Libertad de expresión es opinar
subjetivamente que el gobierno ha realizado una gestión acertada contra
la pandemia o que sus actuaciones han sido desastrosas. Pero ni la
libertad de expresión ni el derecho a difundir información veraz amparan
divulgar falsedades objetivas a sabiendas y de forma masiva. Por
ejemplo, afirmar que varios magrebíes han perpetrado una violación
grupal, cuando se trata de una invención del propio hecho. O asegurar
que un cargo público (del signo que sea) ha recibido un tratamiento
médico privilegiado, cuando este ni siquiera ha existido. O simular a
través de montajes del BOE la aprobación de leyes inquietantes, para
generar desasosiego. La superchería informativa supone una fabulación de
hechos concretos y se ubica en un plano distinto a los incumplimientos
de promesas o a las interpretaciones tendenciosas. Nos estamos
refiriendo a bulos tóxicos radicalmente dolosos.
La
propagación de falsedades malintencionadas lesiona el derecho
fundamental de todos los ciudadanos a recibir una información veraz. Y
este perjuicio se amplifica cuando se ejecuta mediante mecanismos de
difusión intensiva como las redes sociales, si son reforzados aún más
con medios automatizados de multiplicación fraudulenta y favorecen todo
tipo de linchamientos públicos. Con ello se produce un efecto de bola de
nieve: la mentira se vuelve más grande y nociva según va rodando. Es la
infame concepción atribuida a Goebbels de que una mentira repetida mil
veces se acaba convirtiendo en verdad.
Los casos más
extremos que impactan en derechos de personas concretas ya cuentan con
respuestas adecuadas en la legislación penal y civil. Pero nuestro
ordenamiento jurídico necesita de medidas de protección del derecho a la
información de la ciudadanía en supuestos de relevancia colectiva. Como
sabía Bertolt Brecht, cuando la verdad se sienta débil para defenderse
del acoso de la mentira, ha de pasar al ataque. Debe abordarlo con
cordura: la censura previa resulta inadmisible por su carácter
inconstitucional, con toda la razón. Y también sería desproporcionado
incorporar nuevos castigos penales (e incluso sería peligroso, por las
tentaciones que puede suponer para todo poder político).
Sin
embargo, contamos con un instrumento como el derecho de rectificación,
que ha quedado obsoleto por los cambios tecnológicos, pero puede
actualizarse y readaptarse a la situación presente. La ley de 1984 no
podía adivinar las transformaciones en materia comunicativa. El vigente
derecho de rectificación permite aclarar informaciones inexactas y
obligar a corregirlas. Esto tenía su sentido en un periódico que solo se
editaba en papel o en unos programas de televisión que únicamente se
veían en un receptor. Esta regulación ha resultado superada por los
espacios virtuales presentes, en los que además los medios ya no cuentan
con el monopolio de crear información.
Como ha argumentado acertadamente Miguel Pasquau,
sería viable una nueva regulación civil de esta figura procesal, con
todas las cautelas, para salvaguardar en el contexto presente el derecho
a recibir información veraz, con diversas formas de legitimación para
accionar.

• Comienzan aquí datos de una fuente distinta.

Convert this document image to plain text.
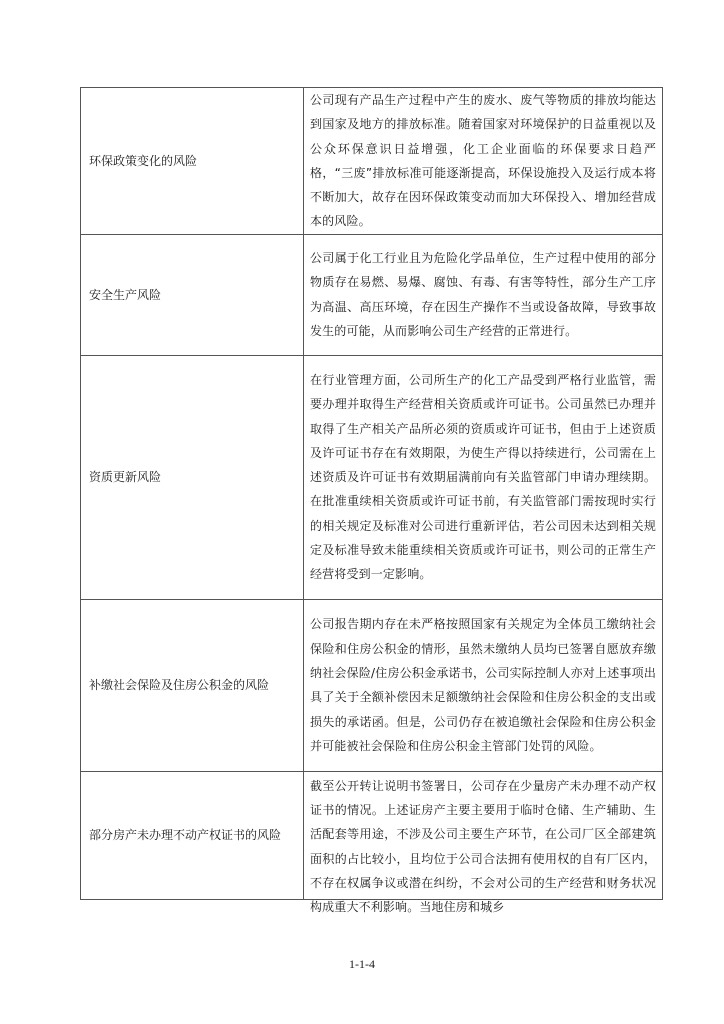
环保政策变化的风险	公司现有产品生产过程中产生的废水、废气等物质的排放均能达到国家及地方的排放标准。随着国家对环境保护的日益重视以及公众环保意识日益增强，化工企业面临的环保要求日趋严格，“三废”排放标准可能逐渐提高，环保设施投入及运行成本将不断加大，故存在因环保政策变动而加大环保投入、增加经营成本的风险。

安全生产风险	公司属于化工行业且为危险化学品单位，生产过程中使用的部分物质存在易燃、易爆、腐蚀、有毒、有害等特性，部分生产工序为高温、高压环境，存在因生产操作不当或设备故障，导致事故发生的可能，从而影响公司生产经营的正常进行。

资质更新风险	在行业管理方面，公司所生产的化工产品受到严格行业监管，需要办理并取得生产经营相关资质或许可证书。公司虽然已办理并取得了生产相关产品所必须的资质或许可证书，但由于上述资质及许可证书存在有效期限，为使生产得以持续进行，公司需在上述资质及许可证书有效期届满前向有关监管部门申请办理续期。在批准重续相关资质或许可证书前，有关监管部门需按现时实行的相关规定及标准对公司进行重新评估，若公司因未达到相关规定及标准导致未能重续相关资质或许可证书，则公司的正常生产经营将受到一定影响。

补缴社会保险及住房公积金的风险	公司报告期内存在未严格按照国家有关规定为全体员工缴纳社会保险和住房公积金的情形，虽然未缴纳人员均已签署自愿放弃缴纳社会保险/住房公积金承诺书，公司实际控制人亦对上述事项出具了关于全额补偿因未足额缴纳社会保险和住房公积金的支出或损失的承诺函。但是，公司仍存在被追缴社会保险和住房公积金并可能被社会保险和住房公积金主管部门处罚的风险。

部分房产未办理不动产权证书的风险	截至公开转让说明书签署日，公司存在少量房产未办理不动产权证书的情况。上述证房产主要主要用于临时仓储、生产辅助、生活配套等用途，不涉及公司主要生产环节，在公司厂区全部建筑面积的占比较小，且均位于公司合法拥有使用权的自有厂区内，不存在权属争议或潜在纠纷，不会对公司的生产经营和财务状况构成重大不利影响。当地住房和城乡
1-1-4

Se puede articular un procedimiento judicial sencillo como
marco para declarar el carácter falaz de los bulos lesivos, por haberse
emitido con conocimiento de su falsedad o temerario desprecio hacia la
verdad. En su caso, la resolución judicial también podría explicitar los
artificios fraudulentos de propagación utilizados. Desenmascarar a
quienes elaboran patrañas maliciosas de difusión masiva generaría
efectos pedagógicos muy positivos, al facilitar a los ciudadanos poder
distinguir a organizaciones, medios o activistas de la información que
utilizan la mentira como arma de combate. Es cierto que la
desinformación debe refutarse con más información; pero es igualmente
cierto que desenmascarar a los difusores de bulos es un instrumento muy
potente de información.
El engaño agrieta los
cimientos de convivencia de toda sociedad. La confianza mutua es la base
de la estructura social y no puede hilvanarse con falsedades tóxicas.
En la actuación contra los embustes industrializados habremos de actuar
con prudencia institucional. Como nos explicó Tagore, si queremos cerrar
la puerta a todas las mentiras, corremos el riesgo de que se quede
fuera la verdad. Pero sí podemos desenmascarar a quienes difunden las
más graves, las más venenosas, las más dañinas.